Chantagem, por exemplo. Muitas vezes o próprio governo por um ou outro ministro se via presa desse tipo de gente, nas informações levantadas pelos serviços de inteligência. Severo Gomes, ministro da Indústria e Comércio no governo Geisel era espionado 24 horas por dia a mando de Mário Henrique Simonsen.

Delfim Neto se valeu desses serviços para afastar adversários tanto nos governos a que pertenceu e dos quais participou, como entre empresários que se opunham às suas diretrizes políticas e econômicas. Ou aos seus "negócios". 

O senador Romeu Tuma, diretor do DOPS de São Paulo e mais tarde diretor do Departamento de Polícia Federal. Era parceiro de Sérgio Fleury Paranhos, um dos mais sanguinários agentes da repressão. Segundo consta na biografia de Tuma ele não torturava. Naturalmente ia caçar passarinhos quando Fleury abria o açougue.

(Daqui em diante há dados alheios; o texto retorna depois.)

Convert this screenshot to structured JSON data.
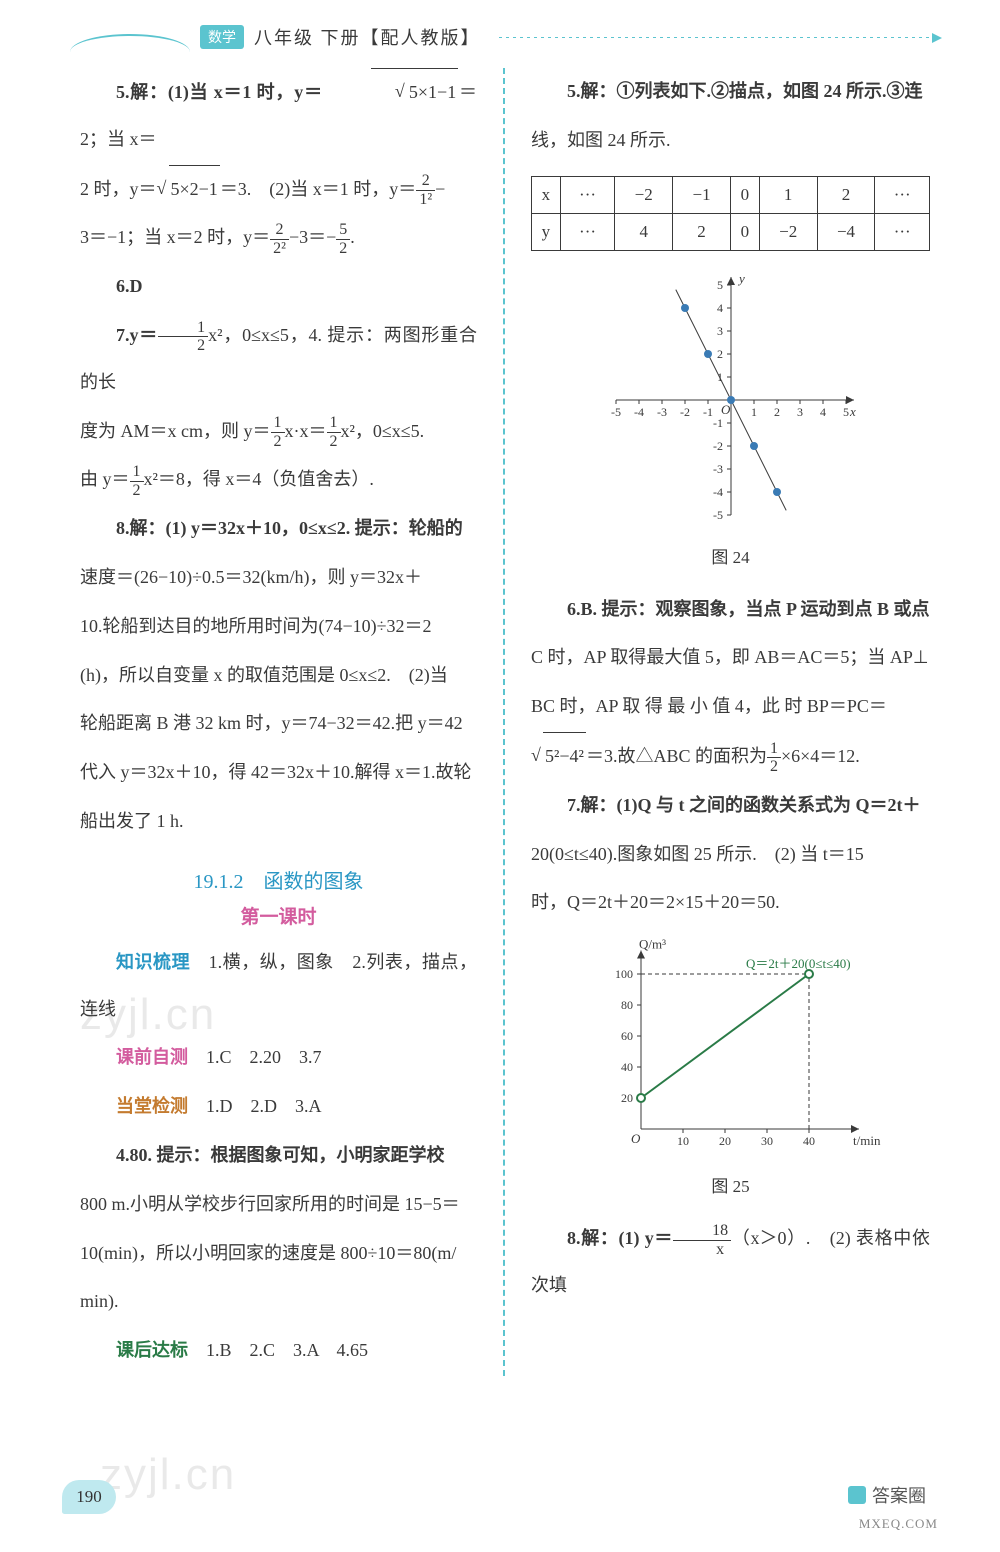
{
  "header": {
    "badge": "数学",
    "title": "八年级 下册【配人教版】"
  },
  "left": {
    "p5": "5.解：(1)当 x＝1 时，y＝",
    "p5sqrtA": "5×1−1",
    "p5mid1": "＝2；当 x＝",
    "p5mid2": "2 时，y＝",
    "p5sqrtB": "5×2−1",
    "p5mid3": "＝3.　(2)当 x＝1 时，y＝",
    "p5fr1n": "2",
    "p5fr1d": "1²",
    "p5mid4": "−",
    "p5line2a": "3＝−1；当 x＝2 时，y＝",
    "p5fr2n": "2",
    "p5fr2d": "2²",
    "p5line2b": "−3＝−",
    "p5fr3n": "5",
    "p5fr3d": "2",
    "p5line2c": ".",
    "p6": "6.D",
    "p7a": "7.y＝",
    "p7fr1n": "1",
    "p7fr1d": "2",
    "p7b": "x²，0≤x≤5，4. 提示：两图形重合的长",
    "p7c": "度为 AM＝x cm，则 y＝",
    "p7fr2n": "1",
    "p7fr2d": "2",
    "p7d": "x·x＝",
    "p7fr3n": "1",
    "p7fr3d": "2",
    "p7e": "x²，0≤x≤5.",
    "p7f": "由 y＝",
    "p7fr4n": "1",
    "p7fr4d": "2",
    "p7g": "x²＝8，得 x＝4（负值舍去）.",
    "p8a": "8.解：(1) y＝32x＋10，0≤x≤2. 提示：轮船的",
    "p8b": "速度＝(26−10)÷0.5＝32(km/h)，则 y＝32x＋",
    "p8c": "10.轮船到达目的地所用时间为(74−10)÷32＝2",
    "p8d": "(h)，所以自变量 x 的取值范围是 0≤x≤2.　(2)当",
    "p8e": "轮船距离 B 港 32 km 时，y＝74−32＝42.把 y＝42",
    "p8f": "代入 y＝32x＋10，得 42＝32x＋10.解得 x＝1.故轮",
    "p8g": "船出发了 1 h.",
    "sectTitle": "19.1.2　函数的图象",
    "subTitle": "第一课时",
    "zs": "知识梳理　1.横，纵，图象　2.列表，描点，连线",
    "kq": "课前自测　1.C　2.20　3.7",
    "dt": "当堂检测　1.D　2.D　3.A",
    "q4a": "4.80. 提示：根据图象可知，小明家距学校",
    "q4b": "800 m.小明从学校步行回家所用的时间是 15−5＝",
    "q4c": "10(min)，所以小明回家的速度是 800÷10＝80(m/",
    "q4d": "min).",
    "kh": "课后达标　1.B　2.C　3.A　4.65"
  },
  "right": {
    "p5a": "5.解：①列表如下.②描点，如图 24 所示.③连",
    "p5b": "线，如图 24 所示.",
    "table": {
      "r1": [
        "x",
        "···",
        "−2",
        "−1",
        "0",
        "1",
        "2",
        "···"
      ],
      "r2": [
        "y",
        "···",
        "4",
        "2",
        "0",
        "−2",
        "−4",
        "···"
      ]
    },
    "chart24": {
      "type": "scatter-line",
      "xlim": [
        -5,
        5
      ],
      "ylim": [
        -5,
        5
      ],
      "xticks": [
        -5,
        -4,
        -3,
        -2,
        -1,
        1,
        2,
        3,
        4,
        5
      ],
      "yticks": [
        -5,
        -4,
        -3,
        -2,
        -1,
        1,
        2,
        3,
        4,
        5
      ],
      "axis_color": "#3a3a3a",
      "point_color": "#3a7bb5",
      "line_color": "#3a3a3a",
      "point_r": 4,
      "points": [
        [
          -2,
          4
        ],
        [
          -1,
          2
        ],
        [
          0,
          0
        ],
        [
          1,
          -2
        ],
        [
          2,
          -4
        ]
      ]
    },
    "fig24": "图 24",
    "p6a": "6.B. 提示：观察图象，当点 P 运动到点 B 或点",
    "p6b": "C 时，AP 取得最大值 5，即 AB＝AC＝5；当 AP⊥",
    "p6c": "BC 时，AP 取 得 最 小 值 4，此 时 BP＝PC＝",
    "p6s": "5²−4²",
    "p6d": "＝3.故△ABC 的面积为",
    "p6frn": "1",
    "p6frd": "2",
    "p6e": "×6×4＝12.",
    "p7a": "7.解：(1)Q 与 t 之间的函数关系式为 Q＝2t＋",
    "p7b": "20(0≤t≤40).图象如图 25 所示.　(2) 当 t＝15",
    "p7c": "时，Q＝2t＋20＝2×15＋20＝50.",
    "chart25": {
      "type": "line",
      "xlabel": "t/min",
      "ylabel": "Q/m³",
      "xlim": [
        0,
        50
      ],
      "ylim": [
        0,
        110
      ],
      "xticks": [
        10,
        20,
        30,
        40
      ],
      "yticks": [
        20,
        40,
        60,
        80,
        100
      ],
      "axis_color": "#3a3a3a",
      "line_color": "#2a7b47",
      "dash_color": "#3a3a3a",
      "annotation": "Q＝2t＋20(0≤t≤40)",
      "anno_color": "#2a7b47",
      "seg": [
        [
          0,
          20
        ],
        [
          40,
          100
        ]
      ],
      "dashes": [
        [
          [
            0,
            100
          ],
          [
            40,
            100
          ]
        ],
        [
          [
            40,
            0
          ],
          [
            40,
            100
          ]
        ]
      ]
    },
    "fig25": "图 25",
    "p8a": "8.解：(1) y＝",
    "p8frn": "18",
    "p8frd": "x",
    "p8b": "（x＞0）.　(2) 表格中依次填"
  },
  "watermark1": "zyjl.cn",
  "watermark2": "zyjl.cn",
  "pageNumber": "190",
  "answerBadge": "答案圈",
  "mxq": "MXEQ.COM"
}
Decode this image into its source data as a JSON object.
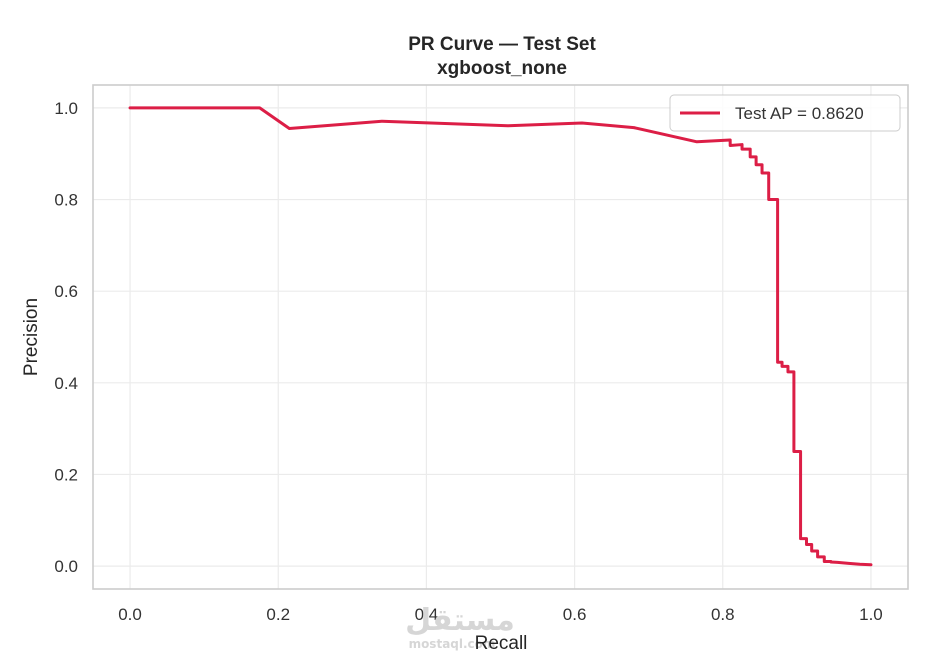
{
  "chart_data": {
    "type": "line",
    "title": "PR Curve — Test Set",
    "subtitle": "xgboost_none",
    "xlabel": "Recall",
    "ylabel": "Precision",
    "xlim": [
      -0.05,
      1.05
    ],
    "ylim": [
      -0.05,
      1.05
    ],
    "xticks": [
      "0.0",
      "0.2",
      "0.4",
      "0.6",
      "0.8",
      "1.0"
    ],
    "yticks": [
      "0.0",
      "0.2",
      "0.4",
      "0.6",
      "0.8",
      "1.0"
    ],
    "grid": true,
    "legend_position": "top-right",
    "series": [
      {
        "name": "Test AP = 0.8620",
        "color": "#dc1e46",
        "x": [
          0.0,
          0.175,
          0.215,
          0.34,
          0.51,
          0.61,
          0.68,
          0.765,
          0.81,
          0.81,
          0.826,
          0.826,
          0.837,
          0.837,
          0.845,
          0.845,
          0.853,
          0.853,
          0.862,
          0.862,
          0.874,
          0.874,
          0.88,
          0.88,
          0.888,
          0.888,
          0.896,
          0.896,
          0.905,
          0.905,
          0.913,
          0.913,
          0.92,
          0.92,
          0.928,
          0.928,
          0.937,
          0.937,
          0.946,
          0.946,
          0.955,
          0.97,
          0.985,
          1.0
        ],
        "y": [
          1.0,
          1.0,
          0.955,
          0.971,
          0.961,
          0.967,
          0.957,
          0.926,
          0.93,
          0.918,
          0.92,
          0.91,
          0.91,
          0.893,
          0.893,
          0.876,
          0.876,
          0.858,
          0.858,
          0.8,
          0.8,
          0.445,
          0.445,
          0.436,
          0.436,
          0.424,
          0.424,
          0.25,
          0.25,
          0.06,
          0.06,
          0.047,
          0.047,
          0.033,
          0.033,
          0.02,
          0.02,
          0.01,
          0.01,
          0.009,
          0.008,
          0.006,
          0.004,
          0.003
        ]
      }
    ]
  },
  "watermark": {
    "text": "مستقل",
    "subtext": "mostaql.com"
  }
}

Tuma é senador, Delfim foi deputado por vários mandatos, hoje é um dos principais consultores de empresas e guru de Lula em algumas questões econômicas.

A tortura no Brasil não foi só um momento de barbárie, foi parte do modelo ditatorial corrupto e entreguista. O nacionalismo dessa gente se mede pelos "negócios", está aí o general Augusto Heleno, fiel intérprete no momento atual dos interesses das grandes empresas nacionais e internacionais. E com os mesmos chiliques de patriotismo dos idos de 64. 

Se os norte-americanos soubessem que teria sido mais simples fundar o PSDB, tucanos, comprar Fernando Henrique e ficar esperando por José Serra com a conivência/omissão de Lula, teriam economizado uma nota e resolvido a "coisa" num espaço de tempo menor.